El sello del ajuste fiscal en la gestión de Kast
Durante su primera Cuenta Pública, el Presidente José Antonio Kast abordó los desafíos económicos que enfrenta su administración. El mandatario insistió en que su gobierno cumplirá con las promesas de campaña, asegurando que no se tocarán los beneficios sociales a pesar de la necesidad de realizar ajustes en el gasto público.
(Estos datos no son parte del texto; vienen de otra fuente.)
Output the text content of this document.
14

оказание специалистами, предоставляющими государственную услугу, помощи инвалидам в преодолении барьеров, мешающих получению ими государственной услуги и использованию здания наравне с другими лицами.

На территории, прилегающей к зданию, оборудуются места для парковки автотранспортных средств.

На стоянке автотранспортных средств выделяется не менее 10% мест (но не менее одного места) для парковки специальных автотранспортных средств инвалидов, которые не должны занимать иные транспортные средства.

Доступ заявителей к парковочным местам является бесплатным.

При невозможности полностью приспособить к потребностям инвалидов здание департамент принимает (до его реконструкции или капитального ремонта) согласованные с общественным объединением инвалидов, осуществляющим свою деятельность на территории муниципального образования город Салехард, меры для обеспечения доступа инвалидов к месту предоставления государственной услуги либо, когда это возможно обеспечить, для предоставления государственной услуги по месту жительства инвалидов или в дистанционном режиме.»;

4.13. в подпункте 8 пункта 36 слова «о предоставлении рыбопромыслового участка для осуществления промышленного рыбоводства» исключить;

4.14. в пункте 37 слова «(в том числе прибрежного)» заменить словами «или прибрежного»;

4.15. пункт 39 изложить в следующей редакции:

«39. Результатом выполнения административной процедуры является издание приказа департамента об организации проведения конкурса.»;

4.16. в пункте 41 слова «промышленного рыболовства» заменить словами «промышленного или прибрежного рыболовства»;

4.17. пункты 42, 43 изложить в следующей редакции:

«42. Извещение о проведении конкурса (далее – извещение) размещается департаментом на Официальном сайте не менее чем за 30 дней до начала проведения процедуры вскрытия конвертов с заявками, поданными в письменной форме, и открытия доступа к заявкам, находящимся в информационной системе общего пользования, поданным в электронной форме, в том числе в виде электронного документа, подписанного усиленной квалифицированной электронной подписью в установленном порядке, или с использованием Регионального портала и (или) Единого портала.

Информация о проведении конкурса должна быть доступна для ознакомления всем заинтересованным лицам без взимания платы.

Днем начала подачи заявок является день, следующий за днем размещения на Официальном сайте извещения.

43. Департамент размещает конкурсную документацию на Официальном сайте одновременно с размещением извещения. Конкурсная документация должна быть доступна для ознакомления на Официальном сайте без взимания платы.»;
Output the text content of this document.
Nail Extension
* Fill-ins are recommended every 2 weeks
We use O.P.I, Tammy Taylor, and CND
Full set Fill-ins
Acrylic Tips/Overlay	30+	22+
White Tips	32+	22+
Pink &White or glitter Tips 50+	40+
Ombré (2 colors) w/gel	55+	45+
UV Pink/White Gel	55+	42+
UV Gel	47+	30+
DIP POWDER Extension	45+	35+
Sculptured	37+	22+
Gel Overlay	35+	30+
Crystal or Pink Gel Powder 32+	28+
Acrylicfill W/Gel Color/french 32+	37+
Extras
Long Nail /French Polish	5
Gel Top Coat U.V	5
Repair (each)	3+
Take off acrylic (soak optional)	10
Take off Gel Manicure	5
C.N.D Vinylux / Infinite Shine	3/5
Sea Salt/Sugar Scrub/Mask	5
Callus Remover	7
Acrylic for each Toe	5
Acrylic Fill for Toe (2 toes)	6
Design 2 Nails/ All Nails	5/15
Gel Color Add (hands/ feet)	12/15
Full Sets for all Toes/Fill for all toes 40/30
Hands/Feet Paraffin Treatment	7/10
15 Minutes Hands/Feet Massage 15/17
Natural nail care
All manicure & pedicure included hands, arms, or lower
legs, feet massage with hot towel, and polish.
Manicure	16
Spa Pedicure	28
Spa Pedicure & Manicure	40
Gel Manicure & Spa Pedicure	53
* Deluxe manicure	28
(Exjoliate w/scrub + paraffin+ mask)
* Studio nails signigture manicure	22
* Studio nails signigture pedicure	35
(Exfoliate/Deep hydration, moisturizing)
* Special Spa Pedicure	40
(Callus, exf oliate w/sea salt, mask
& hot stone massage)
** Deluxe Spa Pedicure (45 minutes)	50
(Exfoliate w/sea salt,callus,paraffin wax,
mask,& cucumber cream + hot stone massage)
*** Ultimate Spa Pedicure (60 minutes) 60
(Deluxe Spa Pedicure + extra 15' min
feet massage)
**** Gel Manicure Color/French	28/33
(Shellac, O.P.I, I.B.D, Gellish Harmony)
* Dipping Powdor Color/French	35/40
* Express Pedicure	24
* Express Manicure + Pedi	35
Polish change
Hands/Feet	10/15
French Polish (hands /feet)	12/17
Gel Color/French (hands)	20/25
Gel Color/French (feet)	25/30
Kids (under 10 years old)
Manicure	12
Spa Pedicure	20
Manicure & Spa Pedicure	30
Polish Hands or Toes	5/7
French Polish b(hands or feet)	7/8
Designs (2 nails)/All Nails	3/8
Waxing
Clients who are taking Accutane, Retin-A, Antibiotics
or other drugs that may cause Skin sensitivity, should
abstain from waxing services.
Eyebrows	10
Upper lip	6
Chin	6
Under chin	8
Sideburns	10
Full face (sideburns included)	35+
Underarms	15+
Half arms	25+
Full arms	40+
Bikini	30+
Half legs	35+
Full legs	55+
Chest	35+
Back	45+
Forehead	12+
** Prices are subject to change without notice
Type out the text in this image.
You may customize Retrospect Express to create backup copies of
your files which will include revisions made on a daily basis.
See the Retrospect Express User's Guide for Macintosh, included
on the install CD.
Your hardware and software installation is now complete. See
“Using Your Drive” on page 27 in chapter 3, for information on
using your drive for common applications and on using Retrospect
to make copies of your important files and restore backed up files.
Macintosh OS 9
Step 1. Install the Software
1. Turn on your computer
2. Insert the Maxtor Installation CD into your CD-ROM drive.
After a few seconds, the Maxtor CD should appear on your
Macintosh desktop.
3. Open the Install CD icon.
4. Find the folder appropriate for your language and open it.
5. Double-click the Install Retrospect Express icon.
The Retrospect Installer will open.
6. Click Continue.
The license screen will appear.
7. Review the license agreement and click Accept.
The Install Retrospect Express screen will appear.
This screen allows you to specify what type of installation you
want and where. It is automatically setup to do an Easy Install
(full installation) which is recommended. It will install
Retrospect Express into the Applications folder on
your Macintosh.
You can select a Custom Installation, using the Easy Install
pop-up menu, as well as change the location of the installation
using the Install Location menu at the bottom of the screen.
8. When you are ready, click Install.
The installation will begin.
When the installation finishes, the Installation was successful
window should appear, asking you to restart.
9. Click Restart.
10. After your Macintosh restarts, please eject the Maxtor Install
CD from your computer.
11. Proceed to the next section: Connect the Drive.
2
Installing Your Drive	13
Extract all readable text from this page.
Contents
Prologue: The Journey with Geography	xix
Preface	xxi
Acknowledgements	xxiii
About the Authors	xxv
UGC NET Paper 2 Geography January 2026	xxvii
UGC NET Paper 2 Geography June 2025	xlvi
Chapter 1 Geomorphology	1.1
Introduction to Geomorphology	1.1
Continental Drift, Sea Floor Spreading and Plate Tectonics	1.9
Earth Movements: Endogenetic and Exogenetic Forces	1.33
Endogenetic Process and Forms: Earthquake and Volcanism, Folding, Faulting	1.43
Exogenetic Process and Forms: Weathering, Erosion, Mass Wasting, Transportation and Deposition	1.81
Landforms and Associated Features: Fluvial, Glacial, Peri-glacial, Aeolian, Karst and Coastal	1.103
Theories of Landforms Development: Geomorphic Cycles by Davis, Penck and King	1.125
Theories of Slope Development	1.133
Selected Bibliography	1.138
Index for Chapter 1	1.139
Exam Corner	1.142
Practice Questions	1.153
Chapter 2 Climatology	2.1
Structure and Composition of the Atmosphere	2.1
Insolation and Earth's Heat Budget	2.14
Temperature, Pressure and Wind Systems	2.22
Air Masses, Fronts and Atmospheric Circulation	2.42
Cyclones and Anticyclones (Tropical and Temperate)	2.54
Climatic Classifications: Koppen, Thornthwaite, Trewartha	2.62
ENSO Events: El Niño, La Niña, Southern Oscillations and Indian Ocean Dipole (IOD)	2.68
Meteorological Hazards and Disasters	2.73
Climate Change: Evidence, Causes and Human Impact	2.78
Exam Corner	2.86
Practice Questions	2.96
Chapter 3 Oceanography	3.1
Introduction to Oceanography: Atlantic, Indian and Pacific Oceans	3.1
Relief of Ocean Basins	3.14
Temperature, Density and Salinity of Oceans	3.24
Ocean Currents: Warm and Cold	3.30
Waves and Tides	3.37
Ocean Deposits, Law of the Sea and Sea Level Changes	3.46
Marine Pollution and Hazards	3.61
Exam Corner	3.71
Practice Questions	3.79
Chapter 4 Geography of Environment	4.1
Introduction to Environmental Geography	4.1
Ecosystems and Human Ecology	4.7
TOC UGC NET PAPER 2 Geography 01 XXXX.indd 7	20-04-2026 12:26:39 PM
Según el jefe de Estado, la premisa central es «ajustar lo que podamos ajustar» para recuperar el equilibrio financiero.
El Presidente Kast vinculó directamente la situación actual con una «emergencia económica», argumentando que el Estado debe ser responsable. «Cada peso que el Estado destina a gastar en el interés de una deuda mal administrada, es un peso menos que tenemos para seguridad, salud, educación, pensiones, viviendas y las familias que más lo necesitan», sostuvo ante la audiencia.
La crítica a la gestión heredada y medidas de contención
El mandatario enfatizó que la irresponsabilidad fiscal tiene consecuencias tangibles para la ciudadanía. «Heredamos un país con las cuentas desordenadas», afirmó, subrayando que la falta de gestión financiera es una realidad que termina siendo pagada por los sectores más vulnerables. En este contexto, el gobierno ha implementado diversas medidas de contención desde el primer día de gestión.
De acuerdo con las cifras entregadas por el Presidente, estas acciones de orden fiscal han permitido un ahorro de 1.3 billones de pesos. Kast fue enfático en señalar que esto no representa un recorte que afecte a las personas más necesitadas, sino que se trata de una estrategia necesaria para «ordenar la casa».
Prioridades y responsabilidad futura
Sobre el futuro del país, el jefe de Estado reiteró su postura: «No vamos a tocar los beneficios sociales para que nadie se pierda, pero tenemos que ajustar lo que podamos ajustar y priorizar las inversiones en seguridad, educación y salud». El Presidente añadió que el gobierno trabaja con un sentido de responsabilidad pensando en las futuras generaciones.
Para finalizar, el mandatario destacó que las medidas tomadas deben ser medibles para recuperar el rumbo de las finanzas públicas. «Optamos por la responsabilidad. La popularidad pasa, pero las consecuencias de un mal gobierno las pagan por años los más vulnerables. Tenemos que ordenar las finanzas públicas sino los recursos no van a alcanzar y nuestros hijos y nietos se van a encontrar con un país en mal estado», concluyó el gobernante.